NETWORK PACKET CLASSIFICATION MODEL FOR INTRUSION DETECTION AND ANALYSIS
G. Bala Krishna, D. Sandhya Rani
Aurora's Scientific, Technological and Research Academy (Hyderabad, AndhraPradesh) (INDIA)
Network-based computer systems play increasingly vital role in modern society have become the targets of hackers or intruders. The security of a computer system is compromised when an intrusion takes place. An intrusion can be defined as “any set of actions that attempt to compromise the integrity, confidentiality or availability of a resource”. Intrusion prevention techniques, such as user authentication, avoiding programming errors and information protection (e.g., encryption) alone is not sufficient because as systems become ever more complex, there are always exploitable weakness in the systems. Intrusion detection is therefore needed as another wall to protect computer systems.
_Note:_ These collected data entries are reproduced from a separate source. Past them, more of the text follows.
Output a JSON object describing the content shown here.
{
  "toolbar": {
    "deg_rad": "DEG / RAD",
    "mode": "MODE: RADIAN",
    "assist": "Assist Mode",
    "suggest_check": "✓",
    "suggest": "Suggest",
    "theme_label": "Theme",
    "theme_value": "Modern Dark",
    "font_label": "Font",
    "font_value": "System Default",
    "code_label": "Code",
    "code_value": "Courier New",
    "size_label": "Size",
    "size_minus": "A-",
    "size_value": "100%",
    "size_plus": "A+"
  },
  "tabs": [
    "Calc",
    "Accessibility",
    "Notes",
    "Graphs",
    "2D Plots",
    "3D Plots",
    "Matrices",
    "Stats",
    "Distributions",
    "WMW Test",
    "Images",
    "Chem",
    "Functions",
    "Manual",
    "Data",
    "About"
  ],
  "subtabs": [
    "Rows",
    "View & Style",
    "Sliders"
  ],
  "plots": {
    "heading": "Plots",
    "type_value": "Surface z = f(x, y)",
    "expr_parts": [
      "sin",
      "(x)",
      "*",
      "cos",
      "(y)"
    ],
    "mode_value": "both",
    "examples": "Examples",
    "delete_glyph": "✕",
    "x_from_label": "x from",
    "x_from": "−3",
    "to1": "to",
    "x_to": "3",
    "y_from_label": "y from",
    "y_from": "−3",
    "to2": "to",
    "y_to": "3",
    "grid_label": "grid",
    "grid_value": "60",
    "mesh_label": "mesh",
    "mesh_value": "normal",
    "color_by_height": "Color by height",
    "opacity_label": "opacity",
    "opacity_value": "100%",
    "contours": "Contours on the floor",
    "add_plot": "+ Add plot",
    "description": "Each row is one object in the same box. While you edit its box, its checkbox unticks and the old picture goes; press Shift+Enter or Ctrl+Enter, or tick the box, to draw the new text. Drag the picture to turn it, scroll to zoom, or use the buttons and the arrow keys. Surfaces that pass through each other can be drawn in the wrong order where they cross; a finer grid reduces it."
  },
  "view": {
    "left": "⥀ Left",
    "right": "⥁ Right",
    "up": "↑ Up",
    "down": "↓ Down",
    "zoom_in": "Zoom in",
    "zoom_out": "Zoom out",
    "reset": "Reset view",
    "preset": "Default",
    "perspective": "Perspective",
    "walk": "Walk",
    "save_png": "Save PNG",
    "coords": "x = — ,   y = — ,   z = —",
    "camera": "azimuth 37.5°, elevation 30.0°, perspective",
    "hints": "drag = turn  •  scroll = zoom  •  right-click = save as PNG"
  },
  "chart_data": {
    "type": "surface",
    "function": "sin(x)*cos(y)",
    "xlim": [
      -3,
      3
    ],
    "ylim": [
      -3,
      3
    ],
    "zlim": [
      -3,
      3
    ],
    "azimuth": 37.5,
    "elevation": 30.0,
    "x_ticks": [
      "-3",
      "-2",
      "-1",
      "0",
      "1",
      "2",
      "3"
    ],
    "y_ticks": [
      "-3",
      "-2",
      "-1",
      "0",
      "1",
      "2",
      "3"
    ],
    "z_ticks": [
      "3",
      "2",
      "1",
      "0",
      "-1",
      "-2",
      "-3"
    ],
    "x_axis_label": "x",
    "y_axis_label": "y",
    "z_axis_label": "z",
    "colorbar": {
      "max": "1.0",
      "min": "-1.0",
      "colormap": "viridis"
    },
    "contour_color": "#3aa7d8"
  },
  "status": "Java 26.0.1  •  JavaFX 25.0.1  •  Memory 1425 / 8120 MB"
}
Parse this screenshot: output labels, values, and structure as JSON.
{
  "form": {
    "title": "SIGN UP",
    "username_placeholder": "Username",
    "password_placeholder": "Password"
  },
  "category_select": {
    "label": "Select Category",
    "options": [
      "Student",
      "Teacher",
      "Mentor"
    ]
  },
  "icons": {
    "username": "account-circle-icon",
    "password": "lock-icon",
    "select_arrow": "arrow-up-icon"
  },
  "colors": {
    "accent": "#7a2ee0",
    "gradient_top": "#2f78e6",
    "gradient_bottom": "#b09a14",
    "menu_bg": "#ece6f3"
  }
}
Intrusion detection is used as a countermeasure to preserve data integrity and system availability from different types of attacks. Data mining is being used here to clean, classify and examine large amount of network data to correlate common infringement for intrusion detection. The main reason for using data mining techniques for intrusion detection is to reduce the need to process large amount of data.
Clustering is used to determine the intrinsic grouping in a set of unlabeled data by applying the following rules for classification:
• Source, Destination IP/network
• Network protocol (IP, ICMP,..)
• Application protocol (distinguished by port nr.)
• Protocol options
• Content (size, type, characteristic strings,..)
• Other features (sequence nr., TCP flags, TTL,..)
This paper can be a part of secure systems where we try to detect the intrusion.